While robustly denying these "slanders", Pope Francis does not pretend that he was a hero of resistance during the murkiest period of his country's history. In keeping with his emphasis on humility, Bergoglio and his fellow bishops apologised for the Church's failure to do more to resist the junta during the "dirty war" of 1976-83. Predictably, that apology has not silenced accusations of complicity, which recall similar charges against Pius XII and even Benedict XVI, who was a reluctant member of the Hitler Youth. In The Times, Ben Macintyre implied that Bergoglio ought to have risked martyrdom, like Ewald-Heinrich von Kleist, the last survivor of the plot against Hitler. But martyrdom is a course of action easier to preach than to practise.
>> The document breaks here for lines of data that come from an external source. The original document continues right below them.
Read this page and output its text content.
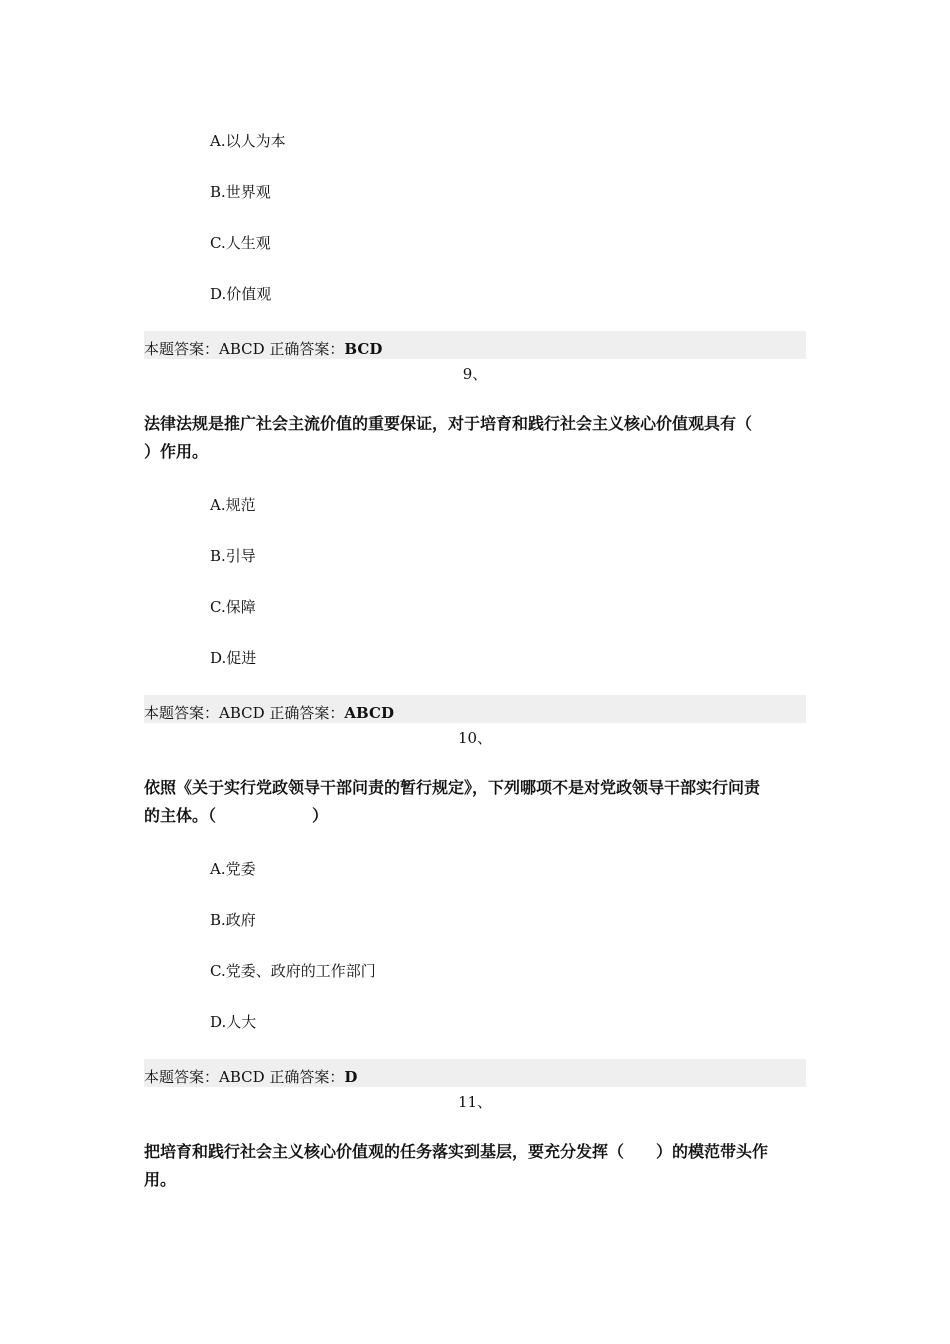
A.以人为本
B.世界观
C.人生观
D.价值观
本题答案：ABCD 正确答案：BCD
9、
法律法规是推广社会主流价值的重要保证，对于培育和践行社会主义核心价值观具有（
）作用。
A.规范
B.引导
C.保障
D.促进
本题答案：ABCD 正确答案：ABCD
10、
依照《关于实行党政领导干部问责的暂行规定》，下列哪项不是对党政领导干部实行问责
的主体。（　　　　　　）
A.党委
B.政府
C.党委、政府的工作部门
D.人大
本题答案：ABCD 正确答案：D
11、
把培育和践行社会主义核心价值观的任务落实到基层，要充分发挥（　　）的模范带头作
用。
Pope Francis will not, then, conform to the BBC's image of the Latin American priest. However, he will be a radical in other ways. He will doubtless pick up the reform of his own order where John Paul left off, giving the Jesuits a fresh raison d'être as the vanguard of the New Evangelisation launched by the Polish Pope and driven forward by the German one. Mission and reform go hand in hand, especially where the Vatican itself is concerned. A new broom that will sweep out the Augean Stables of the papal administration is not so much a choice as a necessity. The secret dossier on corruption in the Curia, which Italian press reports suggest includes evidence of homosexual networks, will give Pope Francis some sleepless nights. Doubts have been expressed about whether a septuagenarian with one lung is strong enough to take on the Vatican; but a man accustomed to dictatorships, death squads and drug cartels is unlikely to be intimidated by a mitred mafia that, by Latin American (or even Italian) standards, is tame: more Father Brown than Dan Brown.
The expectation is that Pope Francis will take the legacy of his patron, St Francis of Assisi, seriously, but there is no consensus about what that might mean. The founder of the mendicant orders did not become the most popular saint of the Middle Ages without speaking truth to power. As a young aristocrat, he followed the Gospel literally, gave away all his wealth and won over the mightiest pope of them all, Innocent III, to his cause. St Francis not only spoke to birds and animals, praised creation in his Canticle of the Sun, and composed the great prayer that bears his name, but addressed his evangelism equally to kings, emperors and sultans as well as the poorest of the poor. This is what we may expect from Pope Francis, too, as he divests the papacy of its last vestiges of worldly power in favour of a spiritual authority that only grows with time. Benedict retired to be a pilgrim, and Francis will pick up that theme as he demands that the Church travel lightly in its pilgrimage on earth.